Settembre è ormai alle porte, e con esso la ripresa delle attività dopo la pausa estiva (per molti già un ricordo): uffici, scuole, università, aziende e negozi si apprestano a ricominciare una nuova stagione. Eventi che ciclicamente ritornano si uniscono alle novità che ogni nuovo inizio porta con sé. Cosa ci attende, da questo punto di vista, dal lato dell’informazione? Cosa non vorremmo (ri)trovare (ma probabilmente ci toccherà vedere) sulle pagine dei quotidiani e nei servizi dei tiggì nazionali?

Innanzitutto, purtroppo, tonnellate di articoli sulla possibilità, opportunità o pericolosità del disgregarsi dell’unione monetaria europea. Quali i rischi di un’uscita della Grecia dall’euro? E se anche l’Italia decidesse di tornare alla lira? L’ex presidente del Consiglio Romano Prodi, in carica negli anni decisivi per il passaggio all’euro, si pronunciò un anno fa in merito, esprimendo sostanzialmente due concetti: non esiste euro senza l’Italia e l’euro va salvato a ogni costo, perché è un pilastro per le economie di tutto il mondo. Durante l’anno trascorso da quelle dichiarazioni, non si contano gli interventi di giornalisti, politici, economisti e analisti sulla questione. Sono tornate di moda anche immagini postbelliche, tipo «l’euro perderà così tanto potere d’acquisto che andremo a fare la spesa con la carriola». Per ora non è ancora così, anche se una sensazione simile la si prova quando si va dal benzinaio. Un anno fa di questi tempi, il prezzo per un litro di carburante aveva superato, facendo scalpore, la soglia di 1,60 euro, oggi siamo a 2 euro.

Altro argomento che proprio non vorremmo vivesse una seconda (o forse terza o quarta) giovinezza è un eventuale decreto sulle intercettazioni telefoniche a scopo investigativo. Già durante il precedente governo si cercò in tutti i modi di combattere uno strumento d’inchiesta importantissimo, osteggiato da chi evidentemente ha qualcosa da nascondere. Non vogliamo entrare troppo nella questione di principio, ma è difficile non essere d’accordo sul fatto che una conversazione che contiene la confessione di un illecito ha un indubbio valore giudiziario, ed è quindi pericoloso mettere limiti ai magistrati. Per la diffusione di tali informazioni il discorso è diverso, ed è giusto che la pubblicazione delle trascrizioni sia fatta in tempi e modi che non interferiscano con l’iter processuale, e contestualizzando opportunamente le dichiarazioni raccolte.

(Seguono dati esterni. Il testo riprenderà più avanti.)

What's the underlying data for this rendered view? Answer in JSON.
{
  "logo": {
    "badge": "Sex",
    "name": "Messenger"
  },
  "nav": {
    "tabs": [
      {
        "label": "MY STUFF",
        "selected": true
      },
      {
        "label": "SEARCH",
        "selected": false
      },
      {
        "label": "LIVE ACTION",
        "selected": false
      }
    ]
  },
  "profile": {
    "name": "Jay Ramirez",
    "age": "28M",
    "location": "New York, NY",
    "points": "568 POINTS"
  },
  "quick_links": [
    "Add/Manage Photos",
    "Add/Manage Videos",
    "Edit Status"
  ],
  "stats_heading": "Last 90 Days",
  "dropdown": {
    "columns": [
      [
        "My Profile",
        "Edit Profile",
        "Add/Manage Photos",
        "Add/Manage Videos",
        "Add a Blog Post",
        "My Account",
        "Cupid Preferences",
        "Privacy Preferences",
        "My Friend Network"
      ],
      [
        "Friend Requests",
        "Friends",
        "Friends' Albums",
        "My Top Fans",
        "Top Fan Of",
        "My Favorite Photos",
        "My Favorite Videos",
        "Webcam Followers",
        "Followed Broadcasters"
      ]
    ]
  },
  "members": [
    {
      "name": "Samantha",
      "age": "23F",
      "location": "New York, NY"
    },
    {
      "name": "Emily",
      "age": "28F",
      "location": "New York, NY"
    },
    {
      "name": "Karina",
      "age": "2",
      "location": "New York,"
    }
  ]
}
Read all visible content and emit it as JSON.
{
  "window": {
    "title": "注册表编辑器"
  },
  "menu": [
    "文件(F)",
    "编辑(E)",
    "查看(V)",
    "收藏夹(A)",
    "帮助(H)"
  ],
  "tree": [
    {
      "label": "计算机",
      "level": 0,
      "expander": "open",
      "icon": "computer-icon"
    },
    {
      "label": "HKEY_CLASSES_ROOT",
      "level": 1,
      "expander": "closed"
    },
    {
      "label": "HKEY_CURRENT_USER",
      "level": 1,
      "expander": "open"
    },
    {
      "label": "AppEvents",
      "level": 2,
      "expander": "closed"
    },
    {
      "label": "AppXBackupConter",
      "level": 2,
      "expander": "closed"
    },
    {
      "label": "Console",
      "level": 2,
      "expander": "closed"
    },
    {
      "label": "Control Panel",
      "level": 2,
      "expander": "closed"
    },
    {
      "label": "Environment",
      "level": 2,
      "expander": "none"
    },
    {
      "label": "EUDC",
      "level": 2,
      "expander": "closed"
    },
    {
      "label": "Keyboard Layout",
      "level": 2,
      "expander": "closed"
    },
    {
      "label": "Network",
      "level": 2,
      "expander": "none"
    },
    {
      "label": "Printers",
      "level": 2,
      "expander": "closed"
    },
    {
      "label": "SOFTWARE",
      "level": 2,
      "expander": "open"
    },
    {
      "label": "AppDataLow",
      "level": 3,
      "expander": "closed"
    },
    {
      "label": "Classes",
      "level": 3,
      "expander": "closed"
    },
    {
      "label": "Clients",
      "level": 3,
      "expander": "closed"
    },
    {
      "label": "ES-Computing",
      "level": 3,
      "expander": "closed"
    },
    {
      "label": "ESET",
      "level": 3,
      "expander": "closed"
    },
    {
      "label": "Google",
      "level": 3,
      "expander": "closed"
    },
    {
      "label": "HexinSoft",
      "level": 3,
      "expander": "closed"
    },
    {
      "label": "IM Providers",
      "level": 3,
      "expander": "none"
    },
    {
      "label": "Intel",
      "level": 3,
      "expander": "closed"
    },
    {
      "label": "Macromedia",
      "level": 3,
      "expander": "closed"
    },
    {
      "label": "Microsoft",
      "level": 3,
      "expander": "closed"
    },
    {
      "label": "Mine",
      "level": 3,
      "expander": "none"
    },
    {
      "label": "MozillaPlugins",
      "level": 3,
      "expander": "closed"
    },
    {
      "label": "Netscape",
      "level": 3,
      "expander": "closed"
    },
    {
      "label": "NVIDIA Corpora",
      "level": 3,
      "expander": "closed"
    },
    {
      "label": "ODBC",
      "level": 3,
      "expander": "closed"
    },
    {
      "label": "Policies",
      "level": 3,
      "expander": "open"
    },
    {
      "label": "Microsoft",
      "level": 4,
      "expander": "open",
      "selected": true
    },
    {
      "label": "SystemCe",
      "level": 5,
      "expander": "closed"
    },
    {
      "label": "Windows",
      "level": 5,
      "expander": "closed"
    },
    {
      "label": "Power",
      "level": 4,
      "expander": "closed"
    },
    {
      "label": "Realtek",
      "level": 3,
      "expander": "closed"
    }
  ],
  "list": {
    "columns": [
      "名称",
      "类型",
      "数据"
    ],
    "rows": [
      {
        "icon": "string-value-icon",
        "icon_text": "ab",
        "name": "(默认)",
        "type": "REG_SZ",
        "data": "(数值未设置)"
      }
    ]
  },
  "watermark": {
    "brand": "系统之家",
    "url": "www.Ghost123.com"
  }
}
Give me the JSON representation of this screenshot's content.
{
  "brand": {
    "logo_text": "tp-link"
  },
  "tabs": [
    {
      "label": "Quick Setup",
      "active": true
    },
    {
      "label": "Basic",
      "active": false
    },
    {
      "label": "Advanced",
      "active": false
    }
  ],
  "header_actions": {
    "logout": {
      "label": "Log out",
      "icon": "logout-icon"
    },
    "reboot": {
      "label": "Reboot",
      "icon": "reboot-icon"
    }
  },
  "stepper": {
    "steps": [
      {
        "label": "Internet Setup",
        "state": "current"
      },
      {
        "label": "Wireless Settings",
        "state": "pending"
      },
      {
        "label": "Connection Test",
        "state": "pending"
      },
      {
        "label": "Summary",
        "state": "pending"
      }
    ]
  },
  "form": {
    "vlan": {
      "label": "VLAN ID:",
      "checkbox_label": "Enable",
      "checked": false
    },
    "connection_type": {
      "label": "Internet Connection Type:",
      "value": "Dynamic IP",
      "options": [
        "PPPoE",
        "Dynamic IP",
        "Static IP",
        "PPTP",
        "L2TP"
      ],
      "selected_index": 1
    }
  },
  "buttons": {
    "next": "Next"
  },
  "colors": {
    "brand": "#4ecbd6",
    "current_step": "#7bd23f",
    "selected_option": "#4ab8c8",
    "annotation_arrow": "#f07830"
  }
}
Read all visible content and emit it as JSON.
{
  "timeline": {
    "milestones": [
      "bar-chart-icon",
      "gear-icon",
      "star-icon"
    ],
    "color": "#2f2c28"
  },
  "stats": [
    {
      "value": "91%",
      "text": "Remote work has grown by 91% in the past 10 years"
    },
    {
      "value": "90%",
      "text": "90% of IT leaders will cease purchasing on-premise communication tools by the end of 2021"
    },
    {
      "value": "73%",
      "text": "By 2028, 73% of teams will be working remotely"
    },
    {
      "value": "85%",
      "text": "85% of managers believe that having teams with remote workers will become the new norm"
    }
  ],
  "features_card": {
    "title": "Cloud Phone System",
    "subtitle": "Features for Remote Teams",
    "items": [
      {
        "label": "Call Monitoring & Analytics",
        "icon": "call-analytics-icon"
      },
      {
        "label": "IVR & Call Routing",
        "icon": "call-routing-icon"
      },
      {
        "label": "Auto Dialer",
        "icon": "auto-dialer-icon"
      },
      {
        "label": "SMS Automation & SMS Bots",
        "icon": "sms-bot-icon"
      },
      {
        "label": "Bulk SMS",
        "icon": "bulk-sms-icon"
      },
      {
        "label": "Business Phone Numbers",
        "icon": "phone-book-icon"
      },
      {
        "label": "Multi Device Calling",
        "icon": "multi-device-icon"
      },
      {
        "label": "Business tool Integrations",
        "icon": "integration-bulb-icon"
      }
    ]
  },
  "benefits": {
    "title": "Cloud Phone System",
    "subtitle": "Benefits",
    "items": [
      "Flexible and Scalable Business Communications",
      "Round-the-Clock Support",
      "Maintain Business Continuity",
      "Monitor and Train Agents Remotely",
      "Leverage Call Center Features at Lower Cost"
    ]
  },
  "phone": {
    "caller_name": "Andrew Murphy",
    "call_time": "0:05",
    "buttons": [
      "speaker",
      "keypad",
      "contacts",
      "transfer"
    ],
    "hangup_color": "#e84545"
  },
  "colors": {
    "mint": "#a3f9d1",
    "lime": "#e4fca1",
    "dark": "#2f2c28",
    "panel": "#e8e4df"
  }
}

Ci sembra che in questa fine di estate la questione stia tornando d’attualità, grazie al caso della trattativa Stato-mafia e dell’intercettazione del presidente Giorgio Napolitano raccolta durante quell’indagine. Ecco, non vorremmo che il governo in carica cogliesse la palla al balzo per inserire tra le norme di un’eventuale riforma della giustizia civile o penale (anch’essa molto gettonata al rientro dalle vacanze) per inserire un articoletto limitativo della discrezionalità dei giudici nell’utilizzo delle intercettazioni (che servono anche per combattere l’evasione fiscale, obiettivo della “guerra” attualmente in corso). A quel punto, come minimo, vogliamo la gente in piazza, e la riapertura dei post-it di Repubblica sulla libertà d’informazione, scomparsi da mesi dalle pagine del giornale.

Altri argomenti possiamo prevedere nell’inesorabile ritorno dell’uguale che ci attende: la cancellazione di alcune province, o meglio il loro “riordino”, l’uscita o meno della Grecia dall’Unione europea, i tagli ai costi della politica, le liberalizzazioni (inesorabilmente annacquate dalle pressioni delle lobby). Insomma, mentre valutiamo se bocciare o no il governo dei professori, siamo condannati a ripetere l’anno.